Kathryn MacNaughton’s newest work is a departure for her, moving away from her more literal figurative ornamentation to tap into conscious and unconscious movement. Here, MacNaughton has almost completely abandoned the conventions of her previous work, and this new series of bold, colour-field paintings function almost like automatic writing, where the artist allows the gestural and intuitive to operate where, previously, she may have restricted herself through structure or form. The paintings are dynamic, emotive, and powerful – reminiscent of Katarina Grosse or Helen Frankenthaler. And, for MacNaughton, both a more immediate and emotive approach to image making.
Exhibiting for the first time with MacNaughton is Misha Milovanovich, who utilizes the conventions of ‘symphonic abstraction’ – similar to that of Kandinsky or Miró – to visualize how structure and spontaneity might coalesce into new, unique forms of expression.
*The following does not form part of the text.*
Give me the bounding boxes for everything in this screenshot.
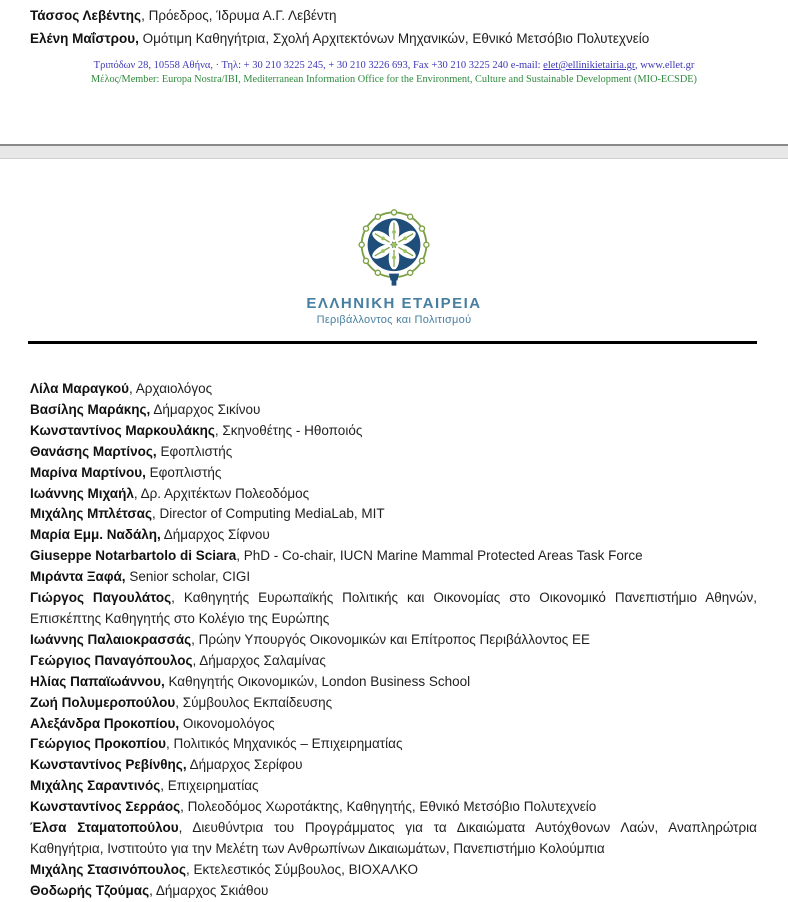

Her free-form, totemic sculptures are based on both primitive and Modernist aesthetics that question and challenge our understanding of control and chaos. Milovanovich’s sculptures for this particular exhibition are an exciting departure from her more typical and unexpected colour combinations seen in previous works. They can also be seen as an interpretation of her response to new cultural spaces, having moved to the UK from Serbia as a teenager. The artist’s playful, beguiling and off-kilter works respond to the organic forms as well as the gestural compositions found in MacNaughton’s work.
Together, these two artists ask us to question how movement responds to our sense of self; how we interpret colour, shape, and the relationship between paintings and sculptures as playful, emotionally charged, or even spiritual.